Students are told to go to their counselors for general counseling, whether it be about school or their personal lives.

“I know that my counselor personally has helped me as best as she could with what she had,” Brown said. “I know talking to your teachers, too, really helps with whatever situation you’re going through as long as you trust them.”

This recommendation increases counselors’ workload even more, as they are getting more and more students not only in the school, but a higher percentage of those students are either being sent to counselors or are coming in themselves.

“I wasn’t able to get a lot of help until a really long time after the whole situation, and it escalated,” said junior Joe White, whose name has been changed by request. “[My counselor] was very busy and he wasn’t able to get to me right away, but as soon as he was aware of the situation to what extent it was, he was more active as a counselor and more active with me.”

Counselor Ivan Tunnell says that he and other counselors may refer students to outside psychologists if they need more services that they cannot provide on-campus.

“If it’s a crisis with just one person, then I would speak with parents and refer them to private therapy,” Tunnell said. “I do offer some general counseling, where I can do check-ins on a weekly basis or periodically, but it’s not going to be like a traditional therapy session where we’re going deep into issues.”

Some students may have problems with affording private therapy; to help, certain therapists offer flexible prices dependent on parents’ income, which allows some leeway. Despite that, this route is still not an option for some, whether it be because of insurance, transportation or the fact that they can’t go to their parents about therapy. These obstacles make on-campus resources more important.

“Every time I called [any private psychologist] listed on my insurance, they weren’t taking patients, or there was a wait list, and it was taking a long time to try to get an appointment,” Mrs. White said. “School counselors could try to fill in that gap when there’s a situation like that when [a student] can’t be seen right away, too.”
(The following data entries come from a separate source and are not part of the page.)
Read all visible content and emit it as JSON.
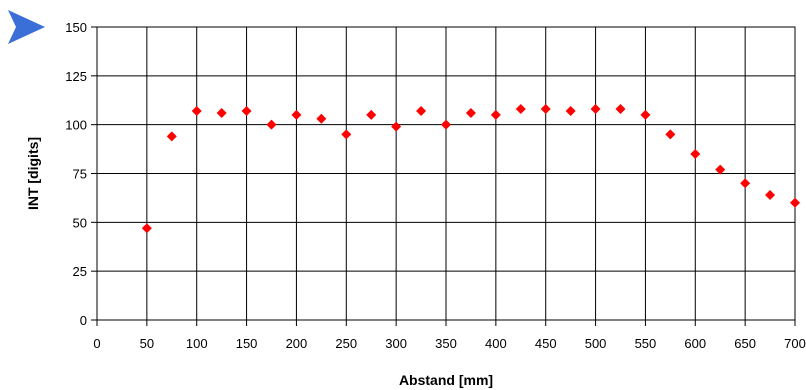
{
  "chart_data": {
    "type": "scatter",
    "title": "",
    "xlabel": "Abstand [mm]",
    "ylabel": "INT [digits]",
    "xlim": [
      0,
      700
    ],
    "ylim": [
      0,
      150
    ],
    "x_ticks": [
      0,
      50,
      100,
      150,
      200,
      250,
      300,
      350,
      400,
      450,
      500,
      550,
      600,
      650,
      700
    ],
    "y_ticks": [
      0,
      25,
      50,
      75,
      100,
      125,
      150
    ],
    "grid": true,
    "legend": "none",
    "marker": "diamond",
    "marker_color": "#ff0000",
    "series": [
      {
        "x": [
          50,
          75,
          100,
          125,
          150,
          175,
          200,
          225,
          250,
          275,
          300,
          325,
          350,
          375,
          400,
          425,
          450,
          475,
          500,
          525,
          550,
          575,
          600,
          625,
          650,
          675,
          700
        ],
        "y": [
          47,
          94,
          107,
          106,
          107,
          100,
          105,
          103,
          95,
          105,
          99,
          107,
          100,
          106,
          105,
          108,
          108,
          107,
          108,
          108,
          105,
          95,
          85,
          77,
          70,
          64,
          60
        ]
      }
    ]
  },
  "decor": {
    "pointer_icon": "blue-triangle-pointer-icon",
    "pointer_color": "#3a6fd8"
  }
}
This year, the Child Abuse Prevention Council was also added to the school as an additional resource for students; however, this council doesn’t necessarily help all students, and it is not an adequate replacement for hiring more counselors.

“[CAPC] was a grant that … is statewide to try to do intervention for kids but they don’t do school-based, they do groups of prevention of suicide,” Pham-Peck said. “If students are suicidal they come in twice a week and they assist students that we are concerned about…. And it’s free so that’s why the district says instead of hiring more counselors who can oversee the full services they’re only going to do groups with [CAPC].”

Pham-Peck still assures students that they can come in to talk to their counselors if they need to.

“When you’re in crisis, come in here, we’ll take all the time we need to work with you,” Pham-Peck said. “If we can’t help you or if we think you need more we will refer you so that you can get the help you need. We will never turn away students.”